Merck KGaA plans to use Personalis’ newest cancer immunogenomics platform ImmunoID NeXT for clinical biomarker identification and development. ImmunoID NeXT—first announced in November 2018 with new features integrated August 1—is an expansion of its universal cancer immunogenomics platform designed as an end-to-end solution built for precision oncology biomarker discovery through to clinical applications.

ImmunoID NeXT is designed to help clinicians gain insights through deep interrogation and analysis of approximately 20,000 genes, together with the immune system, from a single tissue sample. Personalis has contrasted that with many cancer panels that cover approximately 50 to 500 genes.

Personalis disclosed November 13 in its most recent Form 10-Q quarterly earnings filing a potential use for its biomarkers: “We are also planning to release a diagnostic based on our NeXT Platform that we envision being used initially by biopharmaceutical customers and clinical collaborators.”

Since its inception, Personalis added, it has provided its services to more than 47 biopharmaceutical customers, “including several of the largest pharmaceutical companies in the world.”

The ImmunoID NeXT platform consolidated multiple biomarker assays into one, with the goal of providing a multidimensional view of the tumor- and immune-related components of the tumor microenvironment from that single sample.

Features of ImmunoID include simultaneous analysis of cancer mutations, the immune repertoire, neoantigens, tumor escape mechanisms, DNA repair pathways, human leukocyte antigens (including typing, loss of heterozygosity, and somatic mutation detection), tumor mutational burden (TMB), microsatellite instability (MSI), oncoviruses, immune checkpoints, gene expression, immune signatures, and other advanced biomarkers.
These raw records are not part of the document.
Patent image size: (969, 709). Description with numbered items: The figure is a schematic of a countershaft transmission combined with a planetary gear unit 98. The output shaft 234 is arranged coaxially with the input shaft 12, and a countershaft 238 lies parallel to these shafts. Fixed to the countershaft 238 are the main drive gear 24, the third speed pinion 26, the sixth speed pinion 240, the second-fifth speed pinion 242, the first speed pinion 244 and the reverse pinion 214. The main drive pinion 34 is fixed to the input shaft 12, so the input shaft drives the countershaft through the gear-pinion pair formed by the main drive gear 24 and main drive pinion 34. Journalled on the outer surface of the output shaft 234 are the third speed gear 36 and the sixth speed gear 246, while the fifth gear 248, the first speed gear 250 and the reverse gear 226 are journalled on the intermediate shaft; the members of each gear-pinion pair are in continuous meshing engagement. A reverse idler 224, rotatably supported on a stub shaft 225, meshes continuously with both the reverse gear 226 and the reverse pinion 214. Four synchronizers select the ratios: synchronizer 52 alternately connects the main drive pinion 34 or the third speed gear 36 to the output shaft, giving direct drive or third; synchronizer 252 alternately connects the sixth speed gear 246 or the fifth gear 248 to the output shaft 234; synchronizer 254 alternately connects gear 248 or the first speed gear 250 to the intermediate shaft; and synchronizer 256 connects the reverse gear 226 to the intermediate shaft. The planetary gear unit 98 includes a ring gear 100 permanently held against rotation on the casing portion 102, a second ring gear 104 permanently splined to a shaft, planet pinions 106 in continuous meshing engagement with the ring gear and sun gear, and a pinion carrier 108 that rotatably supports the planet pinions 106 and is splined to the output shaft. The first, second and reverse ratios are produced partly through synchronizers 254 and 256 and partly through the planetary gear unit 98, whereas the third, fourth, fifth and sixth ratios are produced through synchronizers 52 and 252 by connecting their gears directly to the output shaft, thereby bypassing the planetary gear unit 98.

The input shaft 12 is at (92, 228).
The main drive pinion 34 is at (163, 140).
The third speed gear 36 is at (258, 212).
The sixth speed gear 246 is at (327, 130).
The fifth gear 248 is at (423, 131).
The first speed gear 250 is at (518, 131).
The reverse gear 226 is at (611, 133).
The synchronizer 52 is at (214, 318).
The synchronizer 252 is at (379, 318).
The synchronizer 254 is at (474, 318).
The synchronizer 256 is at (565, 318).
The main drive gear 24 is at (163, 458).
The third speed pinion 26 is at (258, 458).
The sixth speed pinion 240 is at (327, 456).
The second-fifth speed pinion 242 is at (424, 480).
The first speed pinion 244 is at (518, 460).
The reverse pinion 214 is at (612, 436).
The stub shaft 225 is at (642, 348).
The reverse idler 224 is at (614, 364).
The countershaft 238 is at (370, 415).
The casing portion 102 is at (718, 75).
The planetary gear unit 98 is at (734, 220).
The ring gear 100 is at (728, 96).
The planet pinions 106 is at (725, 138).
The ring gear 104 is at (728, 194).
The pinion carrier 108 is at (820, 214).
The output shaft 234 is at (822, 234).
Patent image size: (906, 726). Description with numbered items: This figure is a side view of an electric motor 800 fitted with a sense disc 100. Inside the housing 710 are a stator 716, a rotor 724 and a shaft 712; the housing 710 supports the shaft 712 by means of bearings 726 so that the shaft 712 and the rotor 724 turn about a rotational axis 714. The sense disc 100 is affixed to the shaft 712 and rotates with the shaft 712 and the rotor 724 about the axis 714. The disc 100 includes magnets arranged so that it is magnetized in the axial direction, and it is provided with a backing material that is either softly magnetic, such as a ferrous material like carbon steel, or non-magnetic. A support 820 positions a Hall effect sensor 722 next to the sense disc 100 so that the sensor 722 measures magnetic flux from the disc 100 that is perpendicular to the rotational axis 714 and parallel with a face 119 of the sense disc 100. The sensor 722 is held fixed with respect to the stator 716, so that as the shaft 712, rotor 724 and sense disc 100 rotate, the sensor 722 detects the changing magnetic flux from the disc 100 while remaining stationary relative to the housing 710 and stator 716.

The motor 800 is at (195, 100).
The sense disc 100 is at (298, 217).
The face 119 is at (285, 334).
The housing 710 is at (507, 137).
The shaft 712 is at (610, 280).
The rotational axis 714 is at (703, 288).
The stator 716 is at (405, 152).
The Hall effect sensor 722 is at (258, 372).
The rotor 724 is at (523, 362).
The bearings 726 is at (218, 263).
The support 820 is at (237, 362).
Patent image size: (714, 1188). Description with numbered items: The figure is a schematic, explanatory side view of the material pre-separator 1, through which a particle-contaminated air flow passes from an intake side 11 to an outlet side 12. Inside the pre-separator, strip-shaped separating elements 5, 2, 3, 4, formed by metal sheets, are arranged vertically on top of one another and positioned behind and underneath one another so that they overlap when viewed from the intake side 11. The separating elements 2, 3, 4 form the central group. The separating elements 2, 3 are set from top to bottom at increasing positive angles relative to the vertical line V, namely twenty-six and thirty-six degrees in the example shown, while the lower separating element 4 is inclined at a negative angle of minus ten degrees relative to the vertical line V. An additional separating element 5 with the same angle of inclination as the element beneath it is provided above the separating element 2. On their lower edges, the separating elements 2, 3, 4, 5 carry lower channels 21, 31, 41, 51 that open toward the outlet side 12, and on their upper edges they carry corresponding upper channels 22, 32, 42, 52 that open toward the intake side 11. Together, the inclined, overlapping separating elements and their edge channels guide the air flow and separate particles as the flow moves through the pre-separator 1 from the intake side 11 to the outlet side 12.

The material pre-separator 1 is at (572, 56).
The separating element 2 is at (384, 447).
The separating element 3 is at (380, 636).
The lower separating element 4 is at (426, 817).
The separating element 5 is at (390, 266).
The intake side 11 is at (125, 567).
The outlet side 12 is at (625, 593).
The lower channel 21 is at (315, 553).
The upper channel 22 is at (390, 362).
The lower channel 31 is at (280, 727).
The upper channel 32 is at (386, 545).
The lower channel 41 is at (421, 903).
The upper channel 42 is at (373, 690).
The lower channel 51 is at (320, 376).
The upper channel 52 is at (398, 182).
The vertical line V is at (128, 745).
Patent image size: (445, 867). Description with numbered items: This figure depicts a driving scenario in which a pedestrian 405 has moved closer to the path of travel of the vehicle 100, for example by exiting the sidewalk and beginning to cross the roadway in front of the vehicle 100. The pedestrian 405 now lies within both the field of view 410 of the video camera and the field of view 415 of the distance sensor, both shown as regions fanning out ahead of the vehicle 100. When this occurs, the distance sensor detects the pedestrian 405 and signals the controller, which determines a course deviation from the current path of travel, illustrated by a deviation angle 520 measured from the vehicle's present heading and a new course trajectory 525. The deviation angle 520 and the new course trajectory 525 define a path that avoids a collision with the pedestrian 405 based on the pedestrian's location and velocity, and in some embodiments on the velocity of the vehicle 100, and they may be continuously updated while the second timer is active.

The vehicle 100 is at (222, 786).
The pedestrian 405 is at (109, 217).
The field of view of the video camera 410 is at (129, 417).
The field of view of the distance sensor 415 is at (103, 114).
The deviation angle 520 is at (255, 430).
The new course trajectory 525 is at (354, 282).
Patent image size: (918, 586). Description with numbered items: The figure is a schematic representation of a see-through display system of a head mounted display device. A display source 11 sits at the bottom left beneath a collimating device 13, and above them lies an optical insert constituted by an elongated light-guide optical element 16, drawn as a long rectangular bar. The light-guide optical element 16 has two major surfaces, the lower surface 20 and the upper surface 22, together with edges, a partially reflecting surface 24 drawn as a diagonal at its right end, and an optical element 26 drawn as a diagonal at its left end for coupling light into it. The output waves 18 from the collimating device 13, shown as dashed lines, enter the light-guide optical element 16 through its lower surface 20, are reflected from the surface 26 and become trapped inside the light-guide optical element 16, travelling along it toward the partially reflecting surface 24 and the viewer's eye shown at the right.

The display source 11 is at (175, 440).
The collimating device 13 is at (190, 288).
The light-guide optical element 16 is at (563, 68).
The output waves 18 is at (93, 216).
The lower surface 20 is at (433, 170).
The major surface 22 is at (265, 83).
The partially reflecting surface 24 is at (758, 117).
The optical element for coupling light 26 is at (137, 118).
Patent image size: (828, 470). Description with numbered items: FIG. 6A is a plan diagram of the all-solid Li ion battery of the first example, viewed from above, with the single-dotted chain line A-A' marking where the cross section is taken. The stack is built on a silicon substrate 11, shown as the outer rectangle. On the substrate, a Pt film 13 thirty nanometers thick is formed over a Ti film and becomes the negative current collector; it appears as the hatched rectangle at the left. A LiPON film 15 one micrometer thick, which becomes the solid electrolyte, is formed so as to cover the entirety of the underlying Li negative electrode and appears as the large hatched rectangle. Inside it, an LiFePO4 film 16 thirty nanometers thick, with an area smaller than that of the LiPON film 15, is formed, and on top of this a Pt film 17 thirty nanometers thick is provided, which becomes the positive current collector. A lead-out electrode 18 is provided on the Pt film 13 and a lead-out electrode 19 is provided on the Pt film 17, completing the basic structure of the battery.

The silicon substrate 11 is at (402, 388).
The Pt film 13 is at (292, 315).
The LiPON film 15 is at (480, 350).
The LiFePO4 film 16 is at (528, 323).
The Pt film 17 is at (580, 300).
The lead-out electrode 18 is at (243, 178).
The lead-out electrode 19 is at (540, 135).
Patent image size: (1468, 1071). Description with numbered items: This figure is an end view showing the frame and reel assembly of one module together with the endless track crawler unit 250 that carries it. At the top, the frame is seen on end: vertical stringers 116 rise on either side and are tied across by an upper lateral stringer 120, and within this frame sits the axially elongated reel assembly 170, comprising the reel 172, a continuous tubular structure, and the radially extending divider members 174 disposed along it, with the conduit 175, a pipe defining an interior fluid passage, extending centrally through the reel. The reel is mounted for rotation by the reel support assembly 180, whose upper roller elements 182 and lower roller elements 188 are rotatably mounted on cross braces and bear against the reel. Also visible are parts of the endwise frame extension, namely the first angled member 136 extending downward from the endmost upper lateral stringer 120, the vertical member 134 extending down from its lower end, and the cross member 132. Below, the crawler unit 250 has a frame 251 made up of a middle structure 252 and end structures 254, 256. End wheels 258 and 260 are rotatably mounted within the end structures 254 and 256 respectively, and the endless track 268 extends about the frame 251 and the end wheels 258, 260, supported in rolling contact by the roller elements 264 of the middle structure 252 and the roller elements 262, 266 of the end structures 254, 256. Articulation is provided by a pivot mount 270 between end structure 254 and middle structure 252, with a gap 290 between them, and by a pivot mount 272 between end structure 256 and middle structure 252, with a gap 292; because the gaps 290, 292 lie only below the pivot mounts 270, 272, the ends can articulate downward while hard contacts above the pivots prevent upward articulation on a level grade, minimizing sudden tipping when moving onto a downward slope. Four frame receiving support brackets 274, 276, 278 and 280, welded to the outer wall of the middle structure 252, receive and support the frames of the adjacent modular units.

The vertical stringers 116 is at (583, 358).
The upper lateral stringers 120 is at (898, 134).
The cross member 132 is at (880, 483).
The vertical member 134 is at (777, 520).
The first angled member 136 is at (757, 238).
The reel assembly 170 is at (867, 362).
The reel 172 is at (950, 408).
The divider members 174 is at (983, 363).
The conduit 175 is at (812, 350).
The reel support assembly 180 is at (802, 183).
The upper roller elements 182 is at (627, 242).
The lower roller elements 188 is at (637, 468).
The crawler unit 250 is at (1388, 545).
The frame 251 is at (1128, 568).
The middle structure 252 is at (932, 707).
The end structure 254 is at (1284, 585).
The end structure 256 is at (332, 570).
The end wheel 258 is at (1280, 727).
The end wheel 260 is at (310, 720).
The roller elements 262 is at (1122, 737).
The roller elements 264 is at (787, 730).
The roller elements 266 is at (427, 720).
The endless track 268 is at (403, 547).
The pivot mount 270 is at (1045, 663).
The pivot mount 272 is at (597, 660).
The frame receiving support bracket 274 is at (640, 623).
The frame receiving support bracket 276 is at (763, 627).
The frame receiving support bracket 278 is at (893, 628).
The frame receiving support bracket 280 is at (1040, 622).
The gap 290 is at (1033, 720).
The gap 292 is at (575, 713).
Those features, according to Personalis, are pivotal for clinicians to understand tumor and immune cell interactions and how the nature of these interactions can impact cancer patients’ ability to respond to immunotherapies and combination therapies.

“We will work with Merck KGaA, Darmstadt, Germany, to leverage the NeXT Platform for novel biomarker identification, analysis of therapy resistance mechanisms, patient stratification, combination therapy strategy, and comprehensive molecular categorization of cancers for enabling precision therapy,” Personalis CSO Richard Chen, M.D., said in a statement.